Napier did have 10 assists to go with his five turnovers and 1 of 8 shooting, including 0 of 5 on threes. He was trying to do other things. Boatright had one assist to go with his five turnovers in 31 minutes. What he showed mostly on this day was bad body language. The two combined to shoot 3 of 15.

"Our defensive effort in the second half with those two knowing they had to get it going and us containing them, that's something we're going to hang our hat on — it was key," Wright said. "Those guys are smart. They are tough. They come off screens. We defended a lot of different options."

"We played them as a team. Sometimes we trapped them. Sometimes we denied them. Sometimes we switched on screens. We did different things."

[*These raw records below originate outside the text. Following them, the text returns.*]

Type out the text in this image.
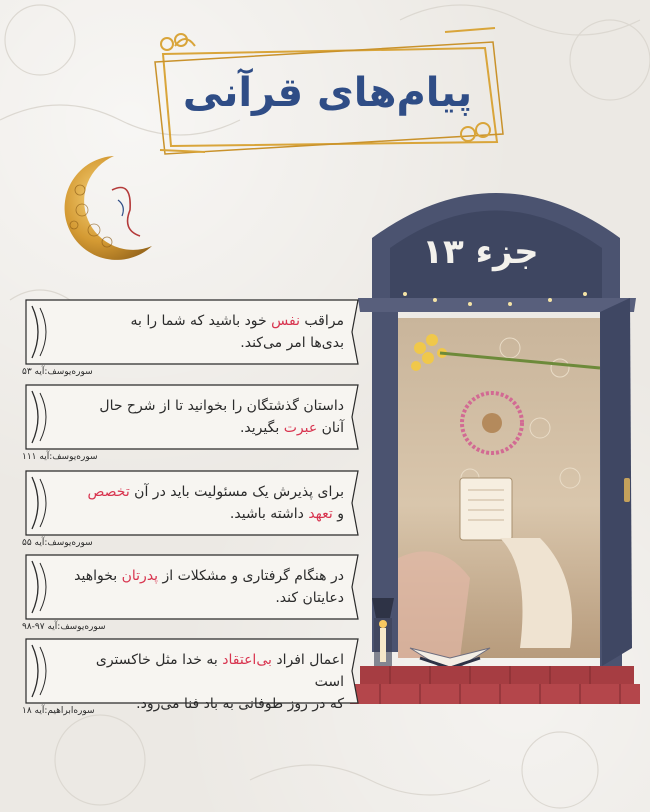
پیام‌های قرآنی
جزء ۱۳
مراقب نفس خود باشید که شما را به
بدی‌ها امر می‌کند.
سوره‌یوسف:آیه ۵۳
داستان گذشتگان را بخوانید تا از شرح حال
آنان عبرت بگیرید.
سوره‌یوسف:آیه ۱۱۱
برای پذیرش یک مسئولیت باید در آن تخصص
و تعهد داشته باشید.
سوره‌یوسف:آیه ۵۵
در هنگام گرفتاری و مشکلات از پدرتان بخواهید
دعایتان کند.
سوره‌یوسف:آیه ۹۷-۹۸
اعمال افراد بی‌اعتقاد به خدا مثل خاکستری است
که در روز طوفانی به باد فنا می‌رود.
سوره‌ابراهیم:آیه ۱۸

Ollie saw it a slightly different way. He said the game came down to rebounding and toughness. He said Villanova won the street fight. UConn got killed 20-5 on the offensive boards. It led to too many possessions for Villanova and a 20-8 bulge in second-chance points. Ollie, however, would also acknowledge those 19 turnovers. And let's be real. If those two guards don't produce, UConn doesn't win.

"Villanova played good gap defense," Ollie said. "We had to move the ball against them, get in our cracks. And then we have to hit our shots. But we couldn't get out in transition because of offensive rebounds. If you keep us in the half-court game, you can bottle the two guys up; getting out in transition gets them their layups and gets them their threes. Then they get confidence and make plays in the half court."

All true, and the guards still played lousy.

Said Napier, "They usually blitz the ball carrier when it comes off screens. I try to tell my guys, if that happens, cut through the middle, it's an easy basket. We weren't able to do that much. I was being too passive."

Kemba Walker, on NBA All-Star break, got a standing ovation when he was introduced in the second half. Still, nobody figured that Kemba would need to suit up, break a couple of ankles and hit one at the buzzer for old-time giggles. Everybody figured that Napier would figure it out. Hey, Napier did, too.

"I figured I was going to score more in the second half," Napier said. "I came out aggressive on my first bucket, second one I missed. Coach started drawing up plays, getting other guys involved. I was doing whatever it takes to help the team. I was trying to be aggressive at the same time. It didn't work so well. I didn't pick the right spots to shoot."

Napier wanted to make a point. He said a leader has to give himself up for the team at times, especially when he is shooting awful.

"I wasn't able to score, but I tried my best on defense and passing the ball," he said. "[Boatright] has got to learn you have to find other ways to be productive. I learned that my freshman year when Kemba was a scorer. He's young. He didn't have a chance to learn that as freshman. We wanted him to score right away."

"It's tough for him to understand that offensively he may not be there, but we want him defensively or helping us rebound. It's hard when you're not scoring. I was getting frustrated myself. I understand as a leader I've got to keep my composure and do what's best for the team rather than what's best for me."

And then Napier stopped. He stressed that Boatright wasn't the reason the Huskies lost.

"We all played terrible," he said. "And I didn't shoot well. It's tough to win that way."

And on a day like this, it was impossible.